I wrote about the process of conceptualizing, designing, and coding it—as well as my philosophy of “miniaturization”—on Source.
“The Atlantic Slave Trade in Two Minutes”
This animation, built on data compiled by academic historians, shows 20,528 slave ship voyages over 315 years. The accompanying text was written by my colleague Jamelle Bouie. The piece found a large audience online and was a finalist in the National Magazine Awards. It has been displayed at the DuSable Museum of African American History in Chicago, UCLA’s Fowler Museum, the museum at James Madison’s home in Montpelier, the National Museum of Denmark, and the Amsterdam Museum, and is included in the 2016 edition of The Best American Infographics.

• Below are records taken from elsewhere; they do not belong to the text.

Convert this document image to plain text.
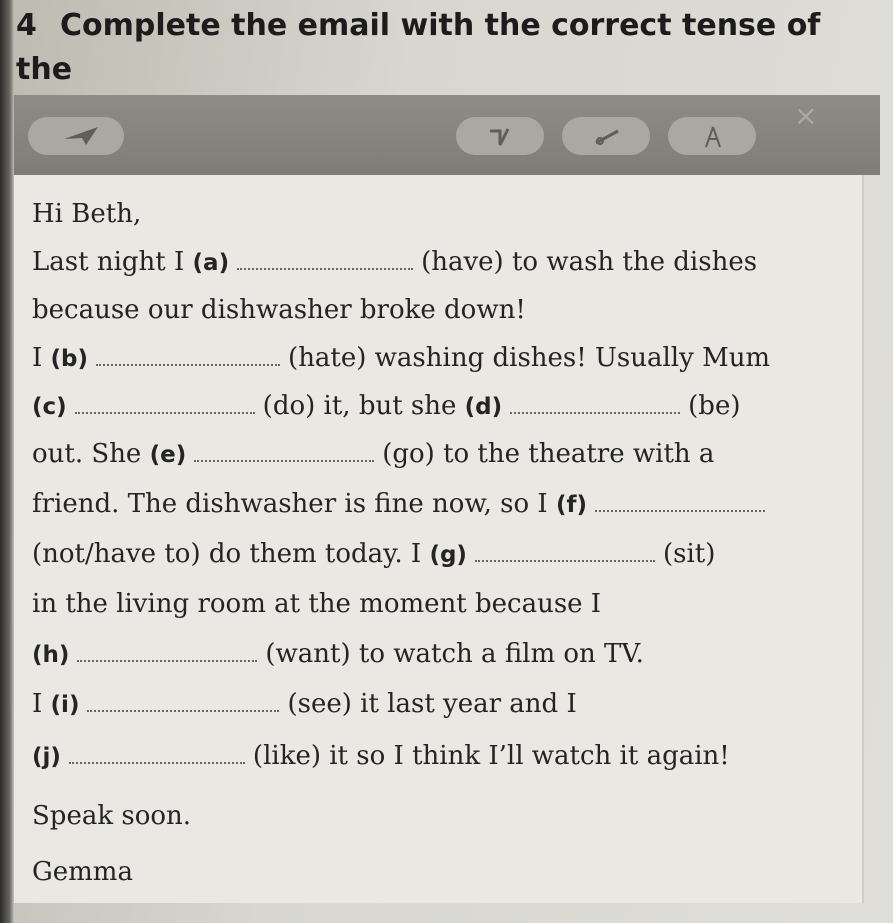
4 Complete the email with the correct tense of the
×
Hi Beth,
Last night I (a)	(have) to wash the dishes
because our dishwasher broke down!
I (b)	(hate) washing dishes! Usually Mum
(c)	(do) it, but she (d)	(be)
out. She (e)	(go) to the theatre with a
friend. The dishwasher is fine now, so I (f)
(not/have to) do them today. I (g)	(sit)
in the living room at the moment because I
(h)	(want) to watch a film on TV.
I (i)	(see) it last year and I
(j)	(like) it so I think I’ll watch it again!
Speak soon.
Gemma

“Bartleby, the Scrivener,” annotated
In the century and a half since Hermann Melville penned his tale of a clerk who would “prefer not to,” readers have not shirked from decoding it. Is Bartleby protesting capitalism, as Marxist interpretations suggest? Is there a homoerotic subtext, as I do? I distilled the history and scholarship of “Bartleby,” along with my own musings, into this set of annotations, and programmed the interface. My interactive, annotated edition has been taught in classrooms and examined as a case study in experimental pedagogy. I discussed it on this episode of Slate’s Culture Gabfest podcast.
“Is Your Sexual History As Impressive As You Think?”
This piece, an interactive calculator, asks how many people you’ve slept with, then tells you if that’s a lot. Users are compared to survey respondents from the General Social Survey. The accompanying text, by my colleague Jordan Weissmann, provides context, analysis, and a measure of dignity.